Harrison Creech MFA LRVS Thesis 2017
There Is No Wilderness
We live in a world where people are more frequently and increasingly displaced, whether by choice or by force. Through voluntary migrations or forced displacements, we are called, summoned, and tasked with traveling to any number of places and distances to produce, speak, and be present in distant parts of the world. With increasing frequency we are compelled by work, opportunity, or circumstance to uproot our lives from a specific local culture and place. Because of this displacement, our spiritual legacies, human histories, memories, and ultimately our sense of belonging becomes endangered. My personal experience of growing up overseas, as an outsider, in a foreign culture motivates me to consider the role of place in the formation of one’s identity. My personal inquiry, research, and art practice is centered around gaining an understanding of these terms (place, landscape, and origin), as well as observing practices of contemporary artists whose work discuss connections between cultural identity and place.
We are experiencing what anthropologist Marc Augé describes as ‘supermodernity.’ It is an era of globalization, the growth of our time spent in homogenized spaces of transition (non-places), and the excess of space and information. These circumstances point us to the end of a type of geography and cultural landscape, as we previously understood it, contributing to the waning of our abilities to locate ourselves. Consequently, a sense of place remains remote to us; we are always never at home.

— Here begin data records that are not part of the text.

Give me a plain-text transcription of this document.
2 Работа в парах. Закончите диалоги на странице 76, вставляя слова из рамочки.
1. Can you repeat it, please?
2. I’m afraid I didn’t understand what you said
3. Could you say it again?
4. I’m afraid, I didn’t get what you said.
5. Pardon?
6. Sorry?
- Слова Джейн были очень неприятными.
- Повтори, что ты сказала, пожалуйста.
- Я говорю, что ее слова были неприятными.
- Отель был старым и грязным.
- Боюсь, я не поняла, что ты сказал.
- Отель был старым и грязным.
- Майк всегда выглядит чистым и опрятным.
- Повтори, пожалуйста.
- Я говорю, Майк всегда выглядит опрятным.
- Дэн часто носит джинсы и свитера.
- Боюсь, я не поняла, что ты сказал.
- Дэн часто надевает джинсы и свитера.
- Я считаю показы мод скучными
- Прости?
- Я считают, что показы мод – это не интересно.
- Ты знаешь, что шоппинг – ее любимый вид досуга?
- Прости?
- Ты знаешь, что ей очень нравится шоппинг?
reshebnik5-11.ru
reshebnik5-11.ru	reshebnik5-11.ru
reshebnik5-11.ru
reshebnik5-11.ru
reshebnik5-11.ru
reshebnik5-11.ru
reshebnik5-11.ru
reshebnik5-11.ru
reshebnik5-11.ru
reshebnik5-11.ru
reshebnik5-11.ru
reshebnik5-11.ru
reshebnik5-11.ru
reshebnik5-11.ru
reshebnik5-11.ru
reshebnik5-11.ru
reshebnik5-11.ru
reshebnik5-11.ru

As supermoderns, what is the antidote for the geographical component of our psychological need to belong somewhere, our anthropological displacement? As we continue to behave and embrace nomadic behaviors and practices, what implications does this have on local communal life? In an increasingly globalized and multi-centered society, how do communities and individuals recover a sense of place?
This paper seeks to explore, acknowledge, and identify the dilemma of ‘place’ for supermodern people in contemporary society. I examine the views of our multiple senses of place through critical lenses of Lucy Lippard and Mi Won Kwon, and weave the concepts of supermodernity of anthropologist Marc Augé. I investigate qualities of the supermodern landscape and it’s relationship and implications on the human condition’s existential homelessness––supermodern wilderness––a condition exclusive to our increasingly nomadic, multi-centered society. As diverse, multicultural, and international communities continue to grow and expand, place is a concept that I will argue needs to be reexamined and reinvigorated. As a part of my focus I will recall my own experience of forming my own identity through living between two cultures. I will examine characteristics of contemporary displacement as it relates to finding a sense of place, and I will share and explore the work of several contemporary Korean artists, including my own work, as it provides visual commentary on ways others negotiate and address these particular of issues of displacement.